Bendigo and Adelaide Bank reduced the number of core banking systems and technology applications during 2022, while its digital bank Up reached over $1 billion in deposits.

In its full year 2022 results the bank reported it dropped one core banking system over the year with plans to reach its target of one bankwide platform by FY24.

CEO and managing director Marnie Baker said the next phase of its transformation program will have a focus on tighter focus on returns, execution and sustainable growth despite the “external environment” becoming “more complex”.

“Our path to becoming a bigger, better and stronger bank is clear.

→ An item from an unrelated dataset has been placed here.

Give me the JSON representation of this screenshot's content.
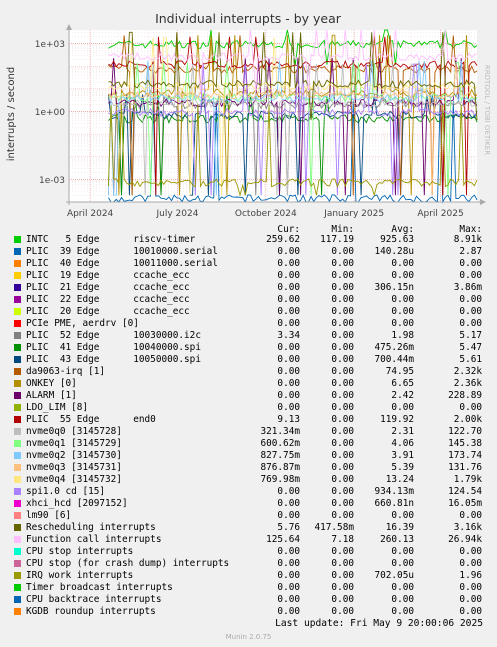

We have reduced the number of core banking systems and technology applications.

“We have more applications in the cloud, more APIs being re-used, and more digital customers. Our time-to-decision for home lending has improved and we continue to consolidate the number of suppliers we use and uplift our risk management frameworks and capabilities.”

Over the year the number IT applications dropped to 491 from 650, with a target of 325 over the next year and 19.9 percent of its applications were now in the cloud.

It reported its digital sales reached 23.9 percent over the year, and 68 percent of its total customer base are active e-banking customers.

Baker added its acquisition of Melbourne-based fintech Ferocia for $116 million, in August last year, will “deliver enhanced capability to reengineer our business for the digital age.”

The fintech underpins neobank Up, which also delivered digital home loan product Up Home during the year, and now has more than 500,000 customers and over $1 billion in deposits.

Partly pushed along by Covid-19 Baker added its BEN Express digital home loan offering powered by home loan approvals platform tic:toc “settled more than $50 million in loans in FY22.”

“Our investment in digital offerings and ways of working is driving significant uplift in how we distribute products and services to our customers – providing a more accessible, convenient and engaging experience for customers who choose a digital experience,” said Baker.

“The very recent launch of Up home loan and the continued leveraging of the [mortgage lender] tic:toc platform for both Up and BEN Express a great example of this and areas where we are punching above our weight.”

Investment spend across the year

The bank’s investment spend reached $166.6 million over the year with 55 percent spent on ‘foundational technology’ and 32 percent put towards risk and compliance.

The bank reported it will continue to invest for longer-term simplification benefits at current levels through FY24, before declining.

The bank’s operating expenses reduced by $19.1million or 3.7 percent over the half to $498.6 million. Over the year operating expenses fell $11.1 million or 1.1 percent to $1,016.3 million.

Recently appointed chief financial officer Andrew Morgan said the bank is “very deliberately balancing between the need to invest in our business and support growth” plus “take costs out at the same time.”

“Working through some of the drivers there are certainly inflation pressures in the system which we're managing,” Morgan said.  

The bank reported a statutory net profit after tax of $488.1 million, down 6.9 percent from the prior corresponding period, while its cash earnings after tax reached $500.4 million, up 9.4 percent.